Yeah, so in the overall print market, it's pretty simple. If you look at our -- if you look at our positions across the three main categories more broadly, it is a gain share program in a secular challenged markets, right. So that means refactoring our offers in each of those three pillars. So it's a grow our market share position on the low end in the A4 and in our offerings and expanding in that space and creating more opportunities, mostly through are indirect channels. As we look at this mix shift, and you look at our Geo strategies, these are tied together. We want to build more channel ready products, higher velocity and capabilities across our A4 portfolio and if that's a gain share program. We are the leader in A3, that's a whole share and continue to differentiate. That's why you hear all the issues we're talking about in AI and enhancements. And we focus on that. That's a reshaping and continue to be competitive in the leader in that space, because we are the leader. This is why we want to make sure that the places in which we're direct, were surrounding that A3 market of more value added services to continue to enhance and protect print. And then on the production side, those are areas if you break the production market down, there's parts that are growing in that space, you see cut sheet inkjet, we see specialty labels, and really all the productivity that surrounds the presses.
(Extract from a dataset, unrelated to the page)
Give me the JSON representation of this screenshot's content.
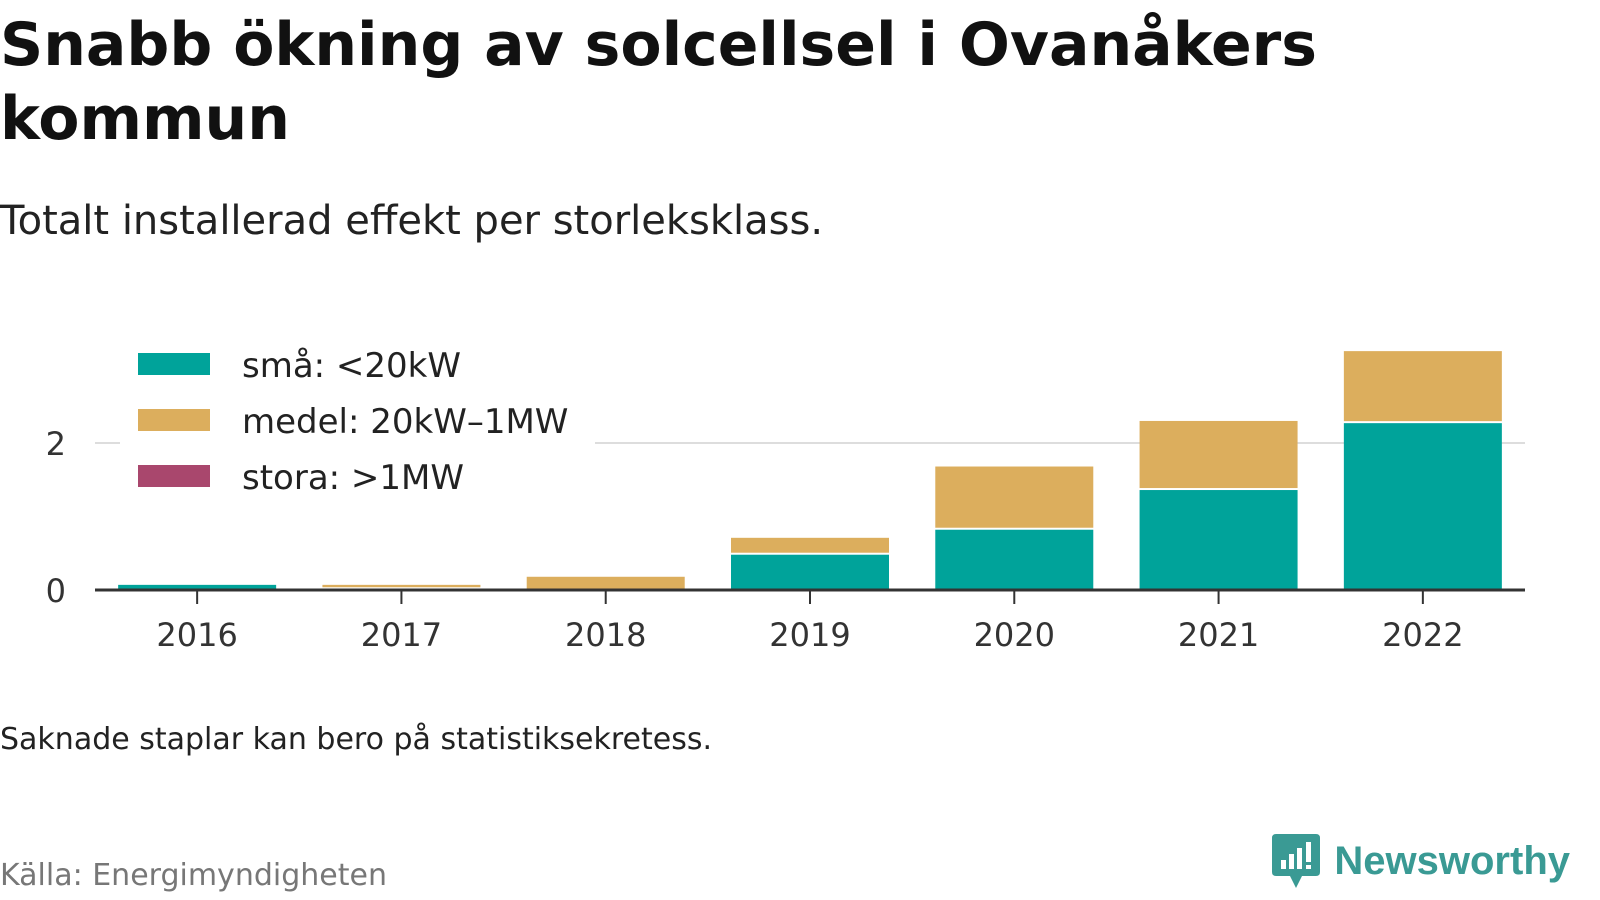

All the pre-press, post press items and making the presses run more efficiently because runtime and optimization for a large production clients is critically important. Down machines aren't making money for them, these are complex ecosystems. So you're seeing advancements on our side, we want to gain share in the software and services. That's why it's services led software enabled program there. We have to bring more capabilities to our print clients to help them as the digital divide there, which is very much a laggard. A lot of that stuff are still analog processes. We want to make sure that we're bringing productivity tools, and we're making these print shops or these embedded print customers inside the large enterprises, more practical. So it's different for each of the main three categories. It's gain in the low end, it's hold and surrounded strength in the mid, and it's enter new segments by repositioning our production portfolio to where the market is moving versus where it has been and where we've been in previously.

Asiya Merchant

Analyst

Thank you.

Operator

Operator

Thank you. This does conclude the question-and-answer session of today's program. I'd like to hand the program back to Steve Bandrowczak for any further remarks.

Steve Bandrowczak

Analyst

Recapping today's call, structural changes implemented in Q1 resulted in a short period of disruption but are driving notable improvements in operating efficiencies and sales effectiveness. The sequential improvement in financial results observed in Q2 and improvements in underlying processes designed to enable future cost reductions gives us confidence the reinvention strategy is working and will deliver the targeted 300 million of improvement in adjusted operating income by the end of 2026. I thank you for joining the Q2 earnings call and I wish everybody a great day.

Operator

Operator

Thank you ladies and gentlemen for your participation at today's conference. This does conclude the program. You may now disconnect. Good day.